Nous n’avons plus qu’une observation à faire. Elle est capitale. Le conseil des prud’hommes pourra-t-il asssurer l’exécution de l’arrêté qu’il vient de prendre. Il nous semble qu’une lacune existe. Il serait facile de la remplir.
Puisqu’il est admis en principe que la tirelle est due, il ne doit pas être permis à un négociant de se soustraire à l’obligation de la donner. Toute convention qui l’en affranchirait, doit être réputée non écrite, et un blâme sévère, infligé à ceux qui, par des voies détournées, chercheraient à enfreindre cette disposition qui a aujourd’hui une sanction légale comme auparavant elle en avait une morale.
Que le conseil des prud’hommes ne s’arrête donc pas dans la voie de justice où il est entré. On lui disait qu’il n’avait pas le droit de statuer par voie réglementaire et que cela était défendu aux juges sous peine de forfaiture. Nous avons été traités d’hommes anarchiques pour avoir soutenu le contraire, pour avoir dit que puisqu’il n’existait pas de code ouvrier, c’était au conseil des prud’hommes à le formuler. Nous n’avons pas été compris sans doute, parce que nous n’avons pas eu le talent nécessaire pour convaincre nos adversaires ; aussi avons-nous été seuls de notre avis, le Censeur, lui-même, en a émis un contraire… Et voilà que le conseil des prud’hommes nous donne raison et proclame vraie notre théorie et la met en pratique. Ainsi tout vient à point à qui sait attendre, Nous avons sujet de nous en réjouir, puisque dans le triomphe de l’intérêt de la classe ouvrière, nous y trouvons la consécration de nos doctrines.

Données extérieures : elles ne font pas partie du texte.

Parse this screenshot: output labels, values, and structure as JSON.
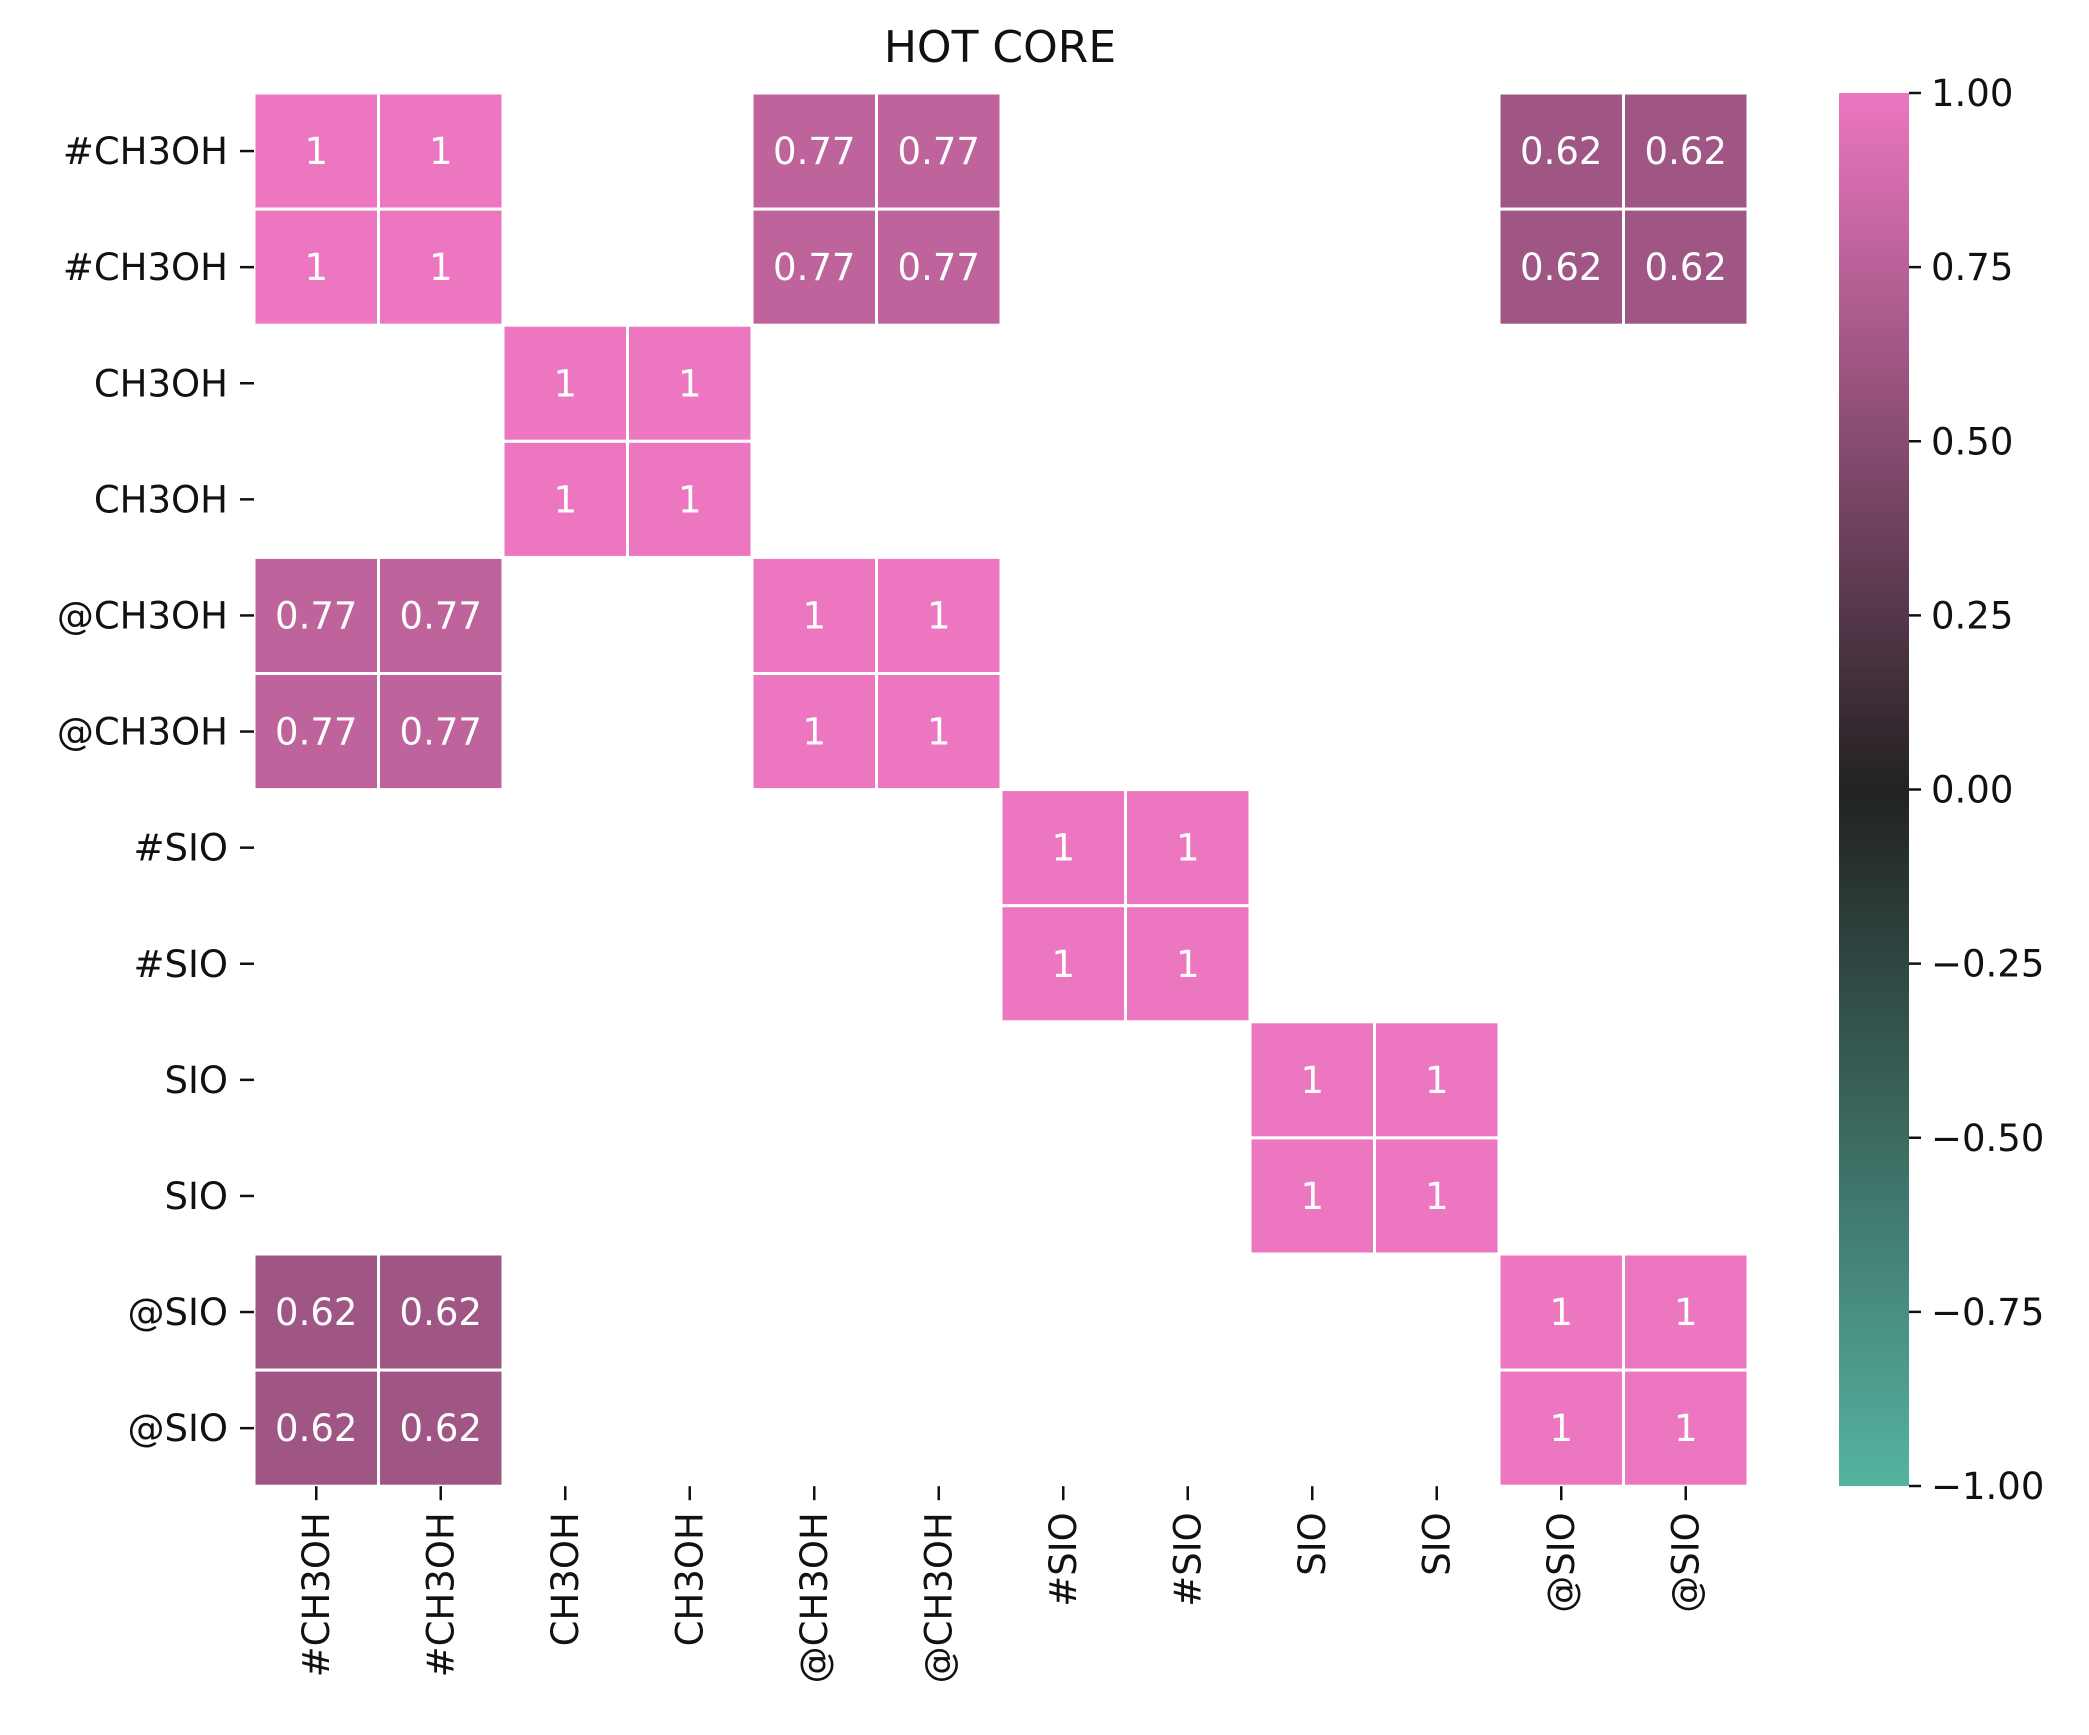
{
  "chart_data": {
    "type": "heatmap",
    "title": "HOT CORE",
    "row_labels": [
      "#CH3OH",
      "#CH3OH",
      "CH3OH",
      "CH3OH",
      "@CH3OH",
      "@CH3OH",
      "#SIO",
      "#SIO",
      "SIO",
      "SIO",
      "@SIO",
      "@SIO"
    ],
    "col_labels": [
      "#CH3OH",
      "#CH3OH",
      "CH3OH",
      "CH3OH",
      "@CH3OH",
      "@CH3OH",
      "#SIO",
      "#SIO",
      "SIO",
      "SIO",
      "@SIO",
      "@SIO"
    ],
    "values": [
      [
        1,
        1,
        null,
        null,
        0.77,
        0.77,
        null,
        null,
        null,
        null,
        0.62,
        0.62
      ],
      [
        1,
        1,
        null,
        null,
        0.77,
        0.77,
        null,
        null,
        null,
        null,
        0.62,
        0.62
      ],
      [
        null,
        null,
        1,
        1,
        null,
        null,
        null,
        null,
        null,
        null,
        null,
        null
      ],
      [
        null,
        null,
        1,
        1,
        null,
        null,
        null,
        null,
        null,
        null,
        null,
        null
      ],
      [
        0.77,
        0.77,
        null,
        null,
        1,
        1,
        null,
        null,
        null,
        null,
        null,
        null
      ],
      [
        0.77,
        0.77,
        null,
        null,
        1,
        1,
        null,
        null,
        null,
        null,
        null,
        null
      ],
      [
        null,
        null,
        null,
        null,
        null,
        null,
        1,
        1,
        null,
        null,
        null,
        null
      ],
      [
        null,
        null,
        null,
        null,
        null,
        null,
        1,
        1,
        null,
        null,
        null,
        null
      ],
      [
        null,
        null,
        null,
        null,
        null,
        null,
        null,
        null,
        1,
        1,
        null,
        null
      ],
      [
        null,
        null,
        null,
        null,
        null,
        null,
        null,
        null,
        1,
        1,
        null,
        null
      ],
      [
        0.62,
        0.62,
        null,
        null,
        null,
        null,
        null,
        null,
        null,
        null,
        1,
        1
      ],
      [
        0.62,
        0.62,
        null,
        null,
        null,
        null,
        null,
        null,
        null,
        null,
        1,
        1
      ]
    ],
    "value_labels": [
      [
        "1",
        "1",
        "",
        "",
        "0.77",
        "0.77",
        "",
        "",
        "",
        "",
        "0.62",
        "0.62"
      ],
      [
        "1",
        "1",
        "",
        "",
        "0.77",
        "0.77",
        "",
        "",
        "",
        "",
        "0.62",
        "0.62"
      ],
      [
        "",
        "",
        "1",
        "1",
        "",
        "",
        "",
        "",
        "",
        "",
        "",
        ""
      ],
      [
        "",
        "",
        "1",
        "1",
        "",
        "",
        "",
        "",
        "",
        "",
        "",
        ""
      ],
      [
        "0.77",
        "0.77",
        "",
        "",
        "1",
        "1",
        "",
        "",
        "",
        "",
        "",
        ""
      ],
      [
        "0.77",
        "0.77",
        "",
        "",
        "1",
        "1",
        "",
        "",
        "",
        "",
        "",
        ""
      ],
      [
        "",
        "",
        "",
        "",
        "",
        "",
        "1",
        "1",
        "",
        "",
        "",
        ""
      ],
      [
        "",
        "",
        "",
        "",
        "",
        "",
        "1",
        "1",
        "",
        "",
        "",
        ""
      ],
      [
        "",
        "",
        "",
        "",
        "",
        "",
        "",
        "",
        "1",
        "1",
        "",
        ""
      ],
      [
        "",
        "",
        "",
        "",
        "",
        "",
        "",
        "",
        "1",
        "1",
        "",
        ""
      ],
      [
        "0.62",
        "0.62",
        "",
        "",
        "",
        "",
        "",
        "",
        "",
        "",
        "1",
        "1"
      ],
      [
        "0.62",
        "0.62",
        "",
        "",
        "",
        "",
        "",
        "",
        "",
        "",
        "1",
        "1"
      ]
    ],
    "colorbar": {
      "range": [
        -1,
        1
      ],
      "ticks": [
        1,
        0.75,
        0.5,
        0.25,
        0,
        -0.25,
        -0.5,
        -0.75,
        -1
      ],
      "tick_labels": [
        "1.00",
        "0.75",
        "0.50",
        "0.25",
        "0.00",
        "−0.25",
        "−0.50",
        "−0.75",
        "−1.00"
      ],
      "colors": {
        "min": "#55b3a0",
        "mid": "#222222",
        "max": "#ec76c0"
      }
    },
    "cell_text_color": "#ffffff",
    "empty_cells": "blank"
  }
}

Le conseil des prud’hommes en prenant une délibération, pour établir en règle générale que la tirelle est due, a fait ce que nous lui demandions, il a fait de la jurisprudence fixe ; rien n’empêche qu’il ne continue et statue ainsi par voie réglementaire sur toutes les questions de la fabrique. Le recueil de ses arrêtés livrés à la publicité par la voie du journal, formera le code ouvrier que la fabrique sollicite depuis si long-temps. L’avantage sera incalculable. En effet, l’absence de lois autorise beaucoup de gens à [2.1]ne suivre que les inspirations qui leur sont personnelles ; mais la loi promulguée, le nombre de ceux qui s’y soumettent est toujours beaucoup plus grand que le nombre de ceux qui se révoltent contr’elle. Nous augurons assez bien des sentimens patriotiques et éclairés de la classe des négocians pour être convaincus que la grande majorité, quelque répugnance qu’elle puisse avoir, quelque préjudice que cela puisse lui causer, se soumettra aux décisions du conseil des prud’hommes, pourvu que ce tribunal sache les maintenir strictement ; car on le sent, il ne serait pas juste que la soumission de quelques-uns fût une occasion de bénéfice illicite pour quelques autres.